Jeffrey berkali-kali melontarkan kalimat yang sama. Mati-matian berusaha mengalihkan pandangannya dari mayat perempuan di lantai marmer sana.
"JEFFREY?" Jea yang beberapa menit yang lalu sudah terbangun lantas keluar dari kamarnya, ketika ia menyadari tidak ada Jeffrey di sampingnya.

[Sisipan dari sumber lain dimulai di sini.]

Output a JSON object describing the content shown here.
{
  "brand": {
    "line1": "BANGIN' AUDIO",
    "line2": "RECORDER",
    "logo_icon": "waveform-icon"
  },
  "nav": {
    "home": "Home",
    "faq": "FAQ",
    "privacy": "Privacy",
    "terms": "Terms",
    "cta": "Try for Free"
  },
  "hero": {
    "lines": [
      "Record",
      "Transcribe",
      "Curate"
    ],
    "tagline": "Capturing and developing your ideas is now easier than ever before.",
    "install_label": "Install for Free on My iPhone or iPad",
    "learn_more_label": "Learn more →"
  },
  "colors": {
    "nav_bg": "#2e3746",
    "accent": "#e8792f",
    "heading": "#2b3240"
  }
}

Sontak gadis itu terkejut. Baru kali ini ia bisa melihat sosok Jeffrey yang ketakutan seperti itu. Buru-buru ia menghampiri pria itu lalu memeluk tubuh besar yang bergetar milik Jeffrey.
"J-Jeffrey? A-ada apa?"
Jelas-jelas bisa Jea rasakan bahwa tubuh itu benar-benar tidak karuan. Entah karena apa. Jeffrey tidak kunjung menjawab. Pria itu hanya bergumam tidak jelas sambil sesekali menyebutkan kata 'ibu' dari mulutnya.
"I-Ibu."
"I-Ibu? Apa maksudnya Jeffrey?"
Akhirnya, perlahan Jeffrey mengangkat kepalanya, mencuatkan matanya yang merah dan raut wajahnya yang begitu kacau. Demi apapun, Jea begitu terkejut sekarang. Dan entah bagaimana menjelaskannya, Jea seperti ikut merasa sakit melihat kondisi Jeffrey yang seperti ini.
"Ada apa Jeffrey??"
"Ibu— disana."
Lantas gadis itu melirik pada jari telunjuk Jeffrey yang mengarah pada suatu tempat. Tapi— tidak ada. Jea sama sekali tidak bisa melihat apapun disana. Tentu saja langsung membuat gadis itu semakin kebingungan.
"Tidak ada apa-apa disana, Jeffrey."
"Ibu. Disana ada Ibu."
Mata gadis itu menatap nanar. Tidak tau harus bagaimana. Dengan erat Jea mendekap tubuh Jeffrey ke dalam pelukannya, kemudian menangis.
Apa yang salah dengan Jeffrey saat ini?
Sungguh, Jea membenci jika ada sesuatu yang bisa membuat Jeffrey kesakitan.
Jea membencinya.
"Jeffrey nggak pa-pa. Ada Jea disini. Ada Jea. It's gonna be okay," Ujar gadis itu seraya mengelus-elus rambut Jeffrey yang nyatanya begitu lembut.
Berkali-kali, Jeffrey berusaha untuk menenangkan deruan nafasnya yang tidak menentu. Pikirannya mulai tidak sericuh sebelumnya saat elusan itu terasa begitu menenangkan.
Jeffrey memejamkan matanya erat-erat. Berusaha mengembalikan kesadarannya yang tadi sempat menghilang. Pelukan Jea terasa begitu hangat sampai-sampai Jeffrey merasa dunia tidak seburuk realita.
Benar. Saat ini ada Jea. Satu-satunya yang ia butuhkan adalah gadis itu, dan akan selalu begitu.
Kedua lengan besar itu membalas pelukan gadisnya. Dengan suaranya yang rendah, Jeffrey berbisik pelan, "Jangan tinggalkan aku."